Manque de légitimité
Néanmoins, la communauté peine à obtenir légitimité et reconnaissance. Face à leur exemption des rites de l’islam, les Baay Fall subissent le discrédit de la communauté musulmane sénégalaise. Taxés de fous, on les surnomme parfois les « Baye faux ». Charlotte Pézeril, docteure en anthropologie sociale et ethnologie, parle de « stigmatisation communautaire » pour désigner ce mouvement. De plus, l’adhésion à la branche Baay Fall peut entraîner des conflits de loyauté lorsqu’il s’agit de jeunes qui décident, à l’encontre de leur lignage, de suivre la voie Baay Fall et se séparent ainsi de la tradition familiale.
Conclusion
En affirmant des valeurs de souveraineté politique et alimentaire[4], en adhérant à une idéologie de l’auto-détermination, les Baay Fall s’affirment en contraste avec les valeurs de la société moderne. X. Audrain parle d’émancipation individuelle et d’affirmation de soi, significative d’un véritable changement. Cette voie offre une direction de société différente, justifiant son attrait auprès de la jeunesse. Finalement, les valeurs de communauté, d’accueil, d’hospitalité permettent à la voie Baay Fall d’adopter un islam qui renoue avec les valeurs de la culture wolof, propre à une proportion importante de la société sénégalaise.
NOTES
[1] Le njëbëlu est la déclaration d’allégeance du disciple envers son Cheikh. Il promet de se donner corps et âme à son chef religieux.
[2] Pour les Mourides, c’est une ville sacrée. Sa construction débute dans la seconde moitié du XXe siècle. Aujourd’hui, la ville est un lieu de pèlerinage très fréquenté, notamment lors du Grand Magal en l’honneur du fondateur de la grande mosquée de Touba, Cheikh Bamba.
[3] Par « vérité », il s’agit des piliers principaux du mouridisme, portant sur les principes fondamentaux tels que l’attachement au Coran, au prophète, dans le but de se rapprocher d’une pratique pieuse dans tous les gestes du quotidien.
[4]“La Souveraineté Alimentaire est le droit des populations, des communautés, et des pays à définir leur propre politique alimentaire, agricole, territoriale ainsi que de travail et de pêche, lesquelles doivent être écologiquement, socialement, économiquement et culturellement adaptées à chaque spécificité.

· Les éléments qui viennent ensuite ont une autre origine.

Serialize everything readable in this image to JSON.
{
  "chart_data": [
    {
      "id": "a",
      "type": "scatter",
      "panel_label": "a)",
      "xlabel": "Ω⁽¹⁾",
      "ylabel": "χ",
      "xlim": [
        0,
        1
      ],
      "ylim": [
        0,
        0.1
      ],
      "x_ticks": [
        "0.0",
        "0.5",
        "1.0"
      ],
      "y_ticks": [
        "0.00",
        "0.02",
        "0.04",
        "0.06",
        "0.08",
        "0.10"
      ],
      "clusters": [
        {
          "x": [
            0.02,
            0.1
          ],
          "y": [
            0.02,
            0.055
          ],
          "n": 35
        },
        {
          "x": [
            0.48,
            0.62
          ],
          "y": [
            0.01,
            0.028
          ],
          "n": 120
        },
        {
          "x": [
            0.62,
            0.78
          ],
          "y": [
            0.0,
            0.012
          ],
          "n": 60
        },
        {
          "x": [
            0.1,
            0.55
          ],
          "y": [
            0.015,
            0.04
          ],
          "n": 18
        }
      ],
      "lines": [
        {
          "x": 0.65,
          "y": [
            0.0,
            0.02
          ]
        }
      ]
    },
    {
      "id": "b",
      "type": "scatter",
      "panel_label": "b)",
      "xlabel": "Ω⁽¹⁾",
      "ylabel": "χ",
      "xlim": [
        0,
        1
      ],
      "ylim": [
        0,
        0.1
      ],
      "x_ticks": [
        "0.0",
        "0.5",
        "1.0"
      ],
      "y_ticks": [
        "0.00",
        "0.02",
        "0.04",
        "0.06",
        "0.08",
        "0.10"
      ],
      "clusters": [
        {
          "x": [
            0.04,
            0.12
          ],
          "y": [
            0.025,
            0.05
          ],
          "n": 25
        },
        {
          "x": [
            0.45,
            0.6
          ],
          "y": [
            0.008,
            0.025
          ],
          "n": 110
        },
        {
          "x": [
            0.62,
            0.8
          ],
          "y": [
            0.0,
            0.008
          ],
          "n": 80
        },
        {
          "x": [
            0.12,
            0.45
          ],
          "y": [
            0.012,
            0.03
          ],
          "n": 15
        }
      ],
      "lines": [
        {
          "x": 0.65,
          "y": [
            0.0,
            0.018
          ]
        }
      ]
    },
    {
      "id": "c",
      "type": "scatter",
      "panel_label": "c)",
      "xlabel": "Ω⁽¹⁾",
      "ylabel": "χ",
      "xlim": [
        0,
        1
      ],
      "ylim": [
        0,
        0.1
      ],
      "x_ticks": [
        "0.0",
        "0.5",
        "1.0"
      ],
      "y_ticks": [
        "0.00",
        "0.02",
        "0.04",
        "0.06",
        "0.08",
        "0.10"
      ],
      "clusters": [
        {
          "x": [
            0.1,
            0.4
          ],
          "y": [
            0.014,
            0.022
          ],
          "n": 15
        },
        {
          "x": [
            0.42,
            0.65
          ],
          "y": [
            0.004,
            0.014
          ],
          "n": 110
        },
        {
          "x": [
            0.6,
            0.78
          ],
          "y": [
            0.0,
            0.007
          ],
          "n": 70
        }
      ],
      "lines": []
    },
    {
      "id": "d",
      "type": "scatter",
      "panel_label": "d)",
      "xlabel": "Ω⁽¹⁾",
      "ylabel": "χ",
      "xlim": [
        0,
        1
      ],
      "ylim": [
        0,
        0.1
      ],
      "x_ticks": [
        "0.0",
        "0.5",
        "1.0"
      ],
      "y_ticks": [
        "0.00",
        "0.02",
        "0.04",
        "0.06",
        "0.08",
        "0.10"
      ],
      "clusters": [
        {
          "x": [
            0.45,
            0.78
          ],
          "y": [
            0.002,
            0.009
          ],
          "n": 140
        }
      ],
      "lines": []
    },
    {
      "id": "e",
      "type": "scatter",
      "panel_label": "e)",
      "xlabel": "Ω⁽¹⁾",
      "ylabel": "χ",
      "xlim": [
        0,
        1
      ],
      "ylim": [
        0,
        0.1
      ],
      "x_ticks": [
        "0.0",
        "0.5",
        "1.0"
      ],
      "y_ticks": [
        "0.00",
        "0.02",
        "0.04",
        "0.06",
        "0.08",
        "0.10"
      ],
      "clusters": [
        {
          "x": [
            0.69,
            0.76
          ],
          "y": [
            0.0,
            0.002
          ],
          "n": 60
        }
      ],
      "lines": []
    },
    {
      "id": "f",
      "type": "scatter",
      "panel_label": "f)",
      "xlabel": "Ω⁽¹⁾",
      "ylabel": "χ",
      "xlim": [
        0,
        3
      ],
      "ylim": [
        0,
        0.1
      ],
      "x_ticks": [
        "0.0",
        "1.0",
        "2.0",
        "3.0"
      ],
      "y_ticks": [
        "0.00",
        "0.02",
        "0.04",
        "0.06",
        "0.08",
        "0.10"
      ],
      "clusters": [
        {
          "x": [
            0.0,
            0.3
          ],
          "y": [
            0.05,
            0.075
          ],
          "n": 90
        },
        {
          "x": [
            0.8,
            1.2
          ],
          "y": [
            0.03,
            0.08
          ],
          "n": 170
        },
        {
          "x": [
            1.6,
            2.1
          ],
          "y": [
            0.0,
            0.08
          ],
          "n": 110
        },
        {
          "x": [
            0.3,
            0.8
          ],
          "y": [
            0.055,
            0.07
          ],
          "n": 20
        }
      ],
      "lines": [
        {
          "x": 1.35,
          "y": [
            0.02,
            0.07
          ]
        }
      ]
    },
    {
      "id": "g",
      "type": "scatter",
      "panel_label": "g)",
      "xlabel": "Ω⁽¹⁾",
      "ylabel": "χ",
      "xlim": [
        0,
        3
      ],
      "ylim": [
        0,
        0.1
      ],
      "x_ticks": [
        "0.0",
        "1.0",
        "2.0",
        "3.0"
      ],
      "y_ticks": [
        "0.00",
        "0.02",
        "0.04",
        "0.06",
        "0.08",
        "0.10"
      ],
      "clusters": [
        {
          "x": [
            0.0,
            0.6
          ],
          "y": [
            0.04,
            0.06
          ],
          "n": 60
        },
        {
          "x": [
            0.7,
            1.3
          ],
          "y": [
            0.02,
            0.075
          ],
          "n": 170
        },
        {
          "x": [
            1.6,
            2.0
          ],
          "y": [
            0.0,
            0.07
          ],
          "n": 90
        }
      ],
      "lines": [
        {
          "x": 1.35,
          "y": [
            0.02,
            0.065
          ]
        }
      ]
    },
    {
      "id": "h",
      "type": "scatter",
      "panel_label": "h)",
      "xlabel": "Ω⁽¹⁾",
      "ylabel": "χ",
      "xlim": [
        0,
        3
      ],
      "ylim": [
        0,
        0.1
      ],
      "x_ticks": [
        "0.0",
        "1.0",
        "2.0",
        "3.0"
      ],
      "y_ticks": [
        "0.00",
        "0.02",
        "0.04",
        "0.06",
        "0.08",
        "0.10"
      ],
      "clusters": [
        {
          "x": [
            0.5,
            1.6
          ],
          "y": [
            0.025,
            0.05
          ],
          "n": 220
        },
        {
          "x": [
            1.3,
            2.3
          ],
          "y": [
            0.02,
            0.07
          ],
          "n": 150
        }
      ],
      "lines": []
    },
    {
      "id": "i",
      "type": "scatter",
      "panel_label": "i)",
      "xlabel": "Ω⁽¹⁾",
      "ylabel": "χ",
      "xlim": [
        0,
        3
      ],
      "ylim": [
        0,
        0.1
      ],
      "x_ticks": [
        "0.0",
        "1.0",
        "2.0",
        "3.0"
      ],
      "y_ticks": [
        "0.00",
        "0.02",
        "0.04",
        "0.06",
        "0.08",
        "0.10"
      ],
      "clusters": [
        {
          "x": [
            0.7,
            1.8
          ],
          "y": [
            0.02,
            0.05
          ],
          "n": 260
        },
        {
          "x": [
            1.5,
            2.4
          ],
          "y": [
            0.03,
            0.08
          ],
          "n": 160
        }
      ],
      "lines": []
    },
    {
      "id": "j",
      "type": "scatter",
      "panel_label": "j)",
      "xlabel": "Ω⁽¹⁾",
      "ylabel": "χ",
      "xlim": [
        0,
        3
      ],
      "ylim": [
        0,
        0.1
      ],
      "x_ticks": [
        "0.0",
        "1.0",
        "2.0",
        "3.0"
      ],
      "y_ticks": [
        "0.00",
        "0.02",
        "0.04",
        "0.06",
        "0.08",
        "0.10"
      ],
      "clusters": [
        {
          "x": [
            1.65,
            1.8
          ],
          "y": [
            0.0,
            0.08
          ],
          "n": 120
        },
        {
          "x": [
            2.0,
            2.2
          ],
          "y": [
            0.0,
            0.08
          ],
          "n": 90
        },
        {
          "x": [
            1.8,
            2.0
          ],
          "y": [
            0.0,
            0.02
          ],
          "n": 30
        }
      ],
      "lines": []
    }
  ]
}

La Souveraineté Alimentaire inclut un véritable droit à l’alimentation et à la production alimentaire, ce qui signifie que toutes les populations ont droit à une alimentation saine, culturellement et nutritionnellement appropriée, ainsi qu’à des ressources de production alimentaire et à la capacité d’assurer leur survie et celle de leur société.” Extrait de Collectif Strategie Alimentaire. Déclaration du forum des ONG/OSC pour la souveraineté alimentaire, 2003.